Doing Business in China 2020
Course Number 1575
Professor William C. Kirby
Winter; Q3; 1.5 credits
What will it take to succeed in business in China in the years 2016-2020? As China rebalances from an investment- to a consumption-driven economy, what are the opportunities for entrepreneurs? How do foreign businesses succeed and fail in what is still the world's most dynamic economy? How do Chinese entrepreneurs move across private and public sectors? How do Chinese firms (private and state-run) "go global," and what are the opportunities for their international partners? What are the different roles of government-local, provincial, and national-in shaping the business landscape? How have family businesses come to thrive in an economy where the state still plays a large role? What are the opportunities in Hong Kong and Taiwan, as the world of "greater China" grows more integrated economically? And what difference will the 13th Five-Year Plan (2016-2020) make in all these areas? In short, where is China going-economically and politically-and how can you take part in its continued rise?

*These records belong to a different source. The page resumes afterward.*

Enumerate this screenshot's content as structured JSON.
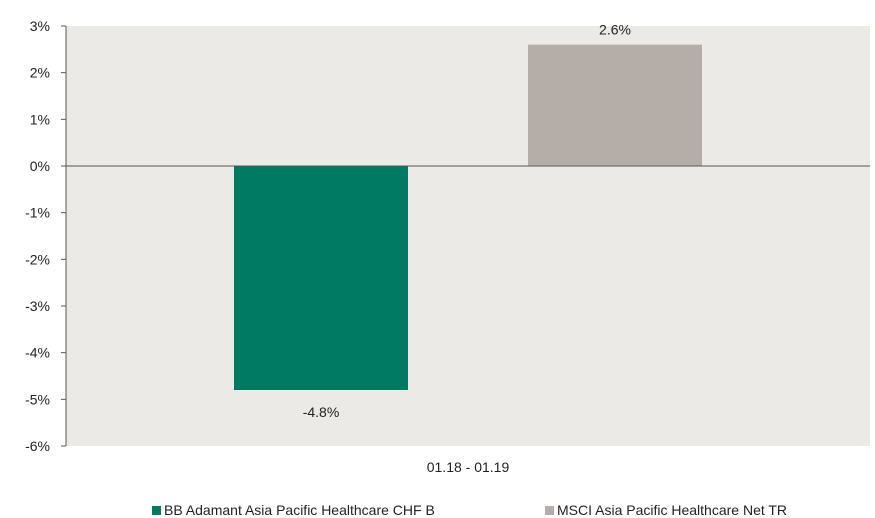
{
  "chart_data": {
    "type": "bar",
    "categories": [
      "01.18 - 01.19"
    ],
    "series": [
      {
        "name": "BB Adamant Asia Pacific Healthcare CHF B",
        "values": [
          -4.8
        ],
        "value_labels": [
          "-4.8%"
        ],
        "color": "#007A62"
      },
      {
        "name": "MSCI Asia Pacific Healthcare Net TR",
        "values": [
          2.6
        ],
        "value_labels": [
          "2.6%"
        ],
        "color": "#B4ADA8"
      }
    ],
    "ylim": [
      -6,
      3
    ],
    "yticks": [
      3,
      2,
      1,
      0,
      -1,
      -2,
      -3,
      -4,
      -5,
      -6
    ],
    "ytick_labels": [
      "3%",
      "2%",
      "1%",
      "0%",
      "-1%",
      "-2%",
      "-3%",
      "-4%",
      "-5%",
      "-6%"
    ],
    "title": "",
    "xlabel": "",
    "ylabel": "",
    "grid": false,
    "legend_position": "bottom",
    "plot_background": "#ECEAE6"
  }
}
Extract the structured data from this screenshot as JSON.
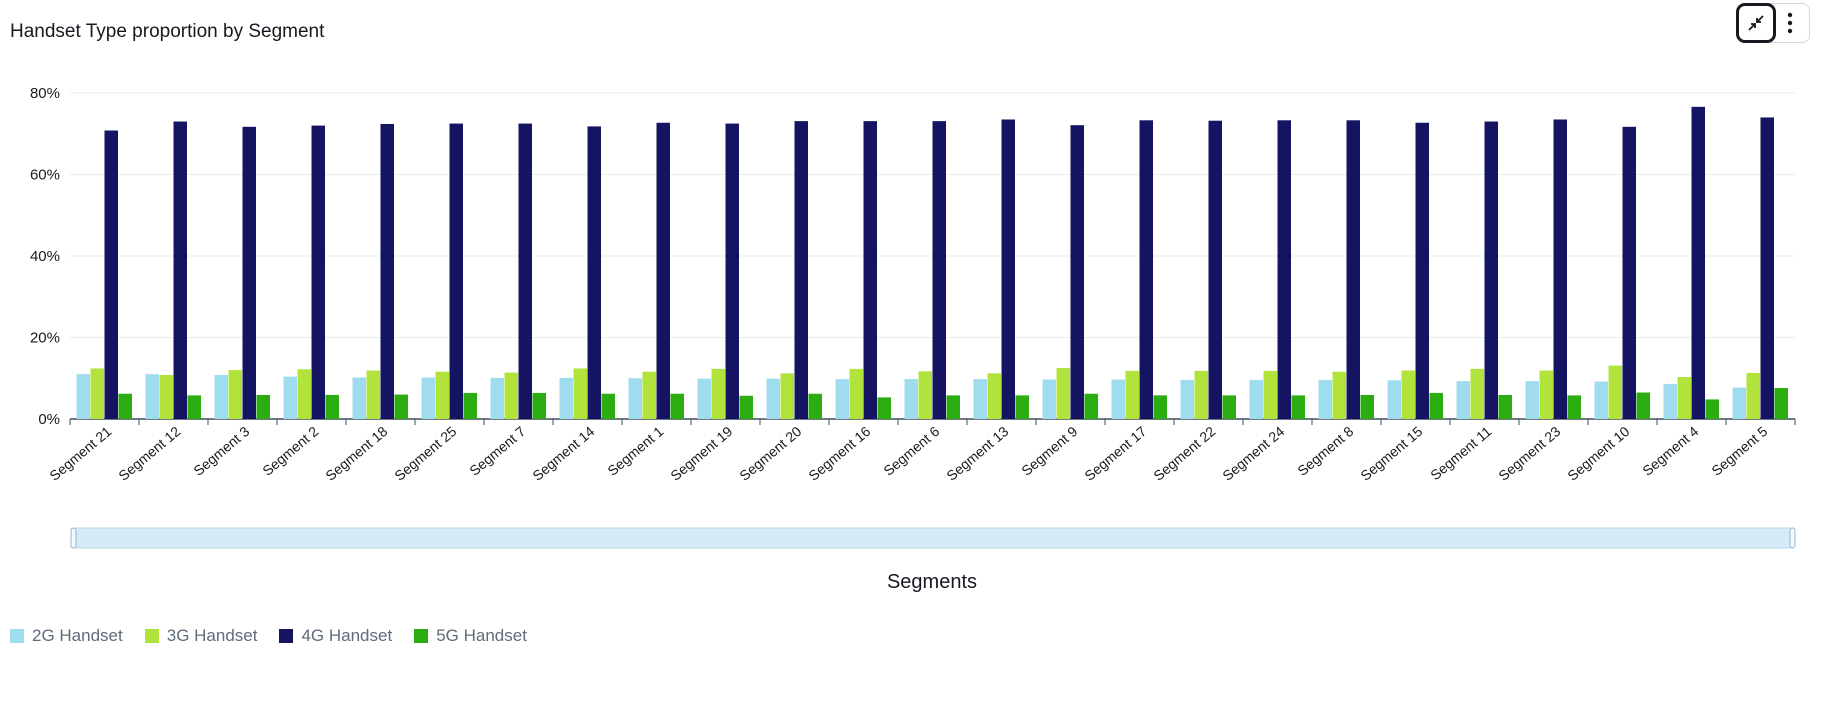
{
  "title": "Handset Type proportion by Segment",
  "toolbar": {
    "collapse_icon": "collapse-arrows-icon",
    "more_icon": "vertical-ellipsis-icon"
  },
  "colors": {
    "2G Handset": "#9fdcef",
    "3G Handset": "#b1e33c",
    "4G Handset": "#141462",
    "5G Handset": "#2bad12",
    "scrollbar": "#d6ebf6"
  },
  "chart_data": {
    "type": "bar",
    "title": "Handset Type proportion by Segment",
    "xlabel": "Segments",
    "ylabel": "",
    "ylim": [
      0,
      80
    ],
    "ytick_labels": [
      "0%",
      "20%",
      "40%",
      "60%",
      "80%"
    ],
    "grid": true,
    "legend_position": "bottom-left",
    "categories": [
      "Segment 21",
      "Segment 12",
      "Segment 3",
      "Segment 2",
      "Segment 18",
      "Segment 25",
      "Segment 7",
      "Segment 14",
      "Segment 1",
      "Segment 19",
      "Segment 20",
      "Segment 16",
      "Segment 6",
      "Segment 13",
      "Segment 9",
      "Segment 17",
      "Segment 22",
      "Segment 24",
      "Segment 8",
      "Segment 15",
      "Segment 11",
      "Segment 23",
      "Segment 10",
      "Segment 4",
      "Segment 5"
    ],
    "series": [
      {
        "name": "2G Handset",
        "values": [
          11,
          11,
          10.8,
          10.4,
          10.2,
          10.2,
          10.1,
          10.1,
          10,
          9.9,
          9.9,
          9.8,
          9.8,
          9.8,
          9.7,
          9.7,
          9.6,
          9.6,
          9.6,
          9.5,
          9.3,
          9.3,
          9.2,
          8.6,
          7.7
        ]
      },
      {
        "name": "3G Handset",
        "values": [
          12.4,
          10.8,
          12,
          12.2,
          11.9,
          11.6,
          11.4,
          12.4,
          11.6,
          12.3,
          11.2,
          12.3,
          11.7,
          11.2,
          12.5,
          11.8,
          11.8,
          11.8,
          11.6,
          11.9,
          12.3,
          11.9,
          13.1,
          10.3,
          11.3
        ]
      },
      {
        "name": "4G Handset",
        "values": [
          70.8,
          73,
          71.7,
          72,
          72.4,
          72.5,
          72.5,
          71.8,
          72.7,
          72.5,
          73.1,
          73.1,
          73.1,
          73.5,
          72.1,
          73.3,
          73.2,
          73.3,
          73.3,
          72.7,
          73,
          73.5,
          71.7,
          76.6,
          74
        ]
      },
      {
        "name": "5G Handset",
        "values": [
          6.2,
          5.8,
          5.9,
          5.9,
          6,
          6.4,
          6.4,
          6.2,
          6.2,
          5.7,
          6.2,
          5.3,
          5.8,
          5.8,
          6.2,
          5.8,
          5.8,
          5.8,
          5.9,
          6.4,
          5.9,
          5.8,
          6.5,
          4.8,
          7.6
        ]
      }
    ]
  }
}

This course addresses these and other questions as it prepares Harvard Business School students for a lifetime of inescapable engagement with China. It is built around a sequence of new field cases, ranging from internet startups to revitalized SOEs, across a wide range of geographical and product markets. A new series of technical notes address the cultural, economic, political, labor, resource and environmental contexts that shape the business environment. Leading China observers and CEOs of major Chinese firms will visit the class.
Through cases, notes, discussion, and research, students explore the opportunities and risks of international and Chinese business in China and the outward expansion of Chinese firms. Special attention is paid to the markets and opportunities across "Greater China" (including Hong Kong and Taiwan). Key issues include:
- The central role of politics in business: how well do you know your Party Secretary?
- The evolution of Chinese state-owned enterprises into modern corporations operating in the global economy
- The rapid rise of private enterprise and the specific challenges facing start-ups
- The special and evolving characteristic of China's capital markets and related risks
- Strategies for protecting and developing intellectual property
- The range of opportunities and constraints posed by remaining gaps in Chinese infrastructure (in areas such as credit ratings, cold chain operations, etc
- The emergence of an increasingly powerful middle class and its impact on the consumer market and corporate social responsibility.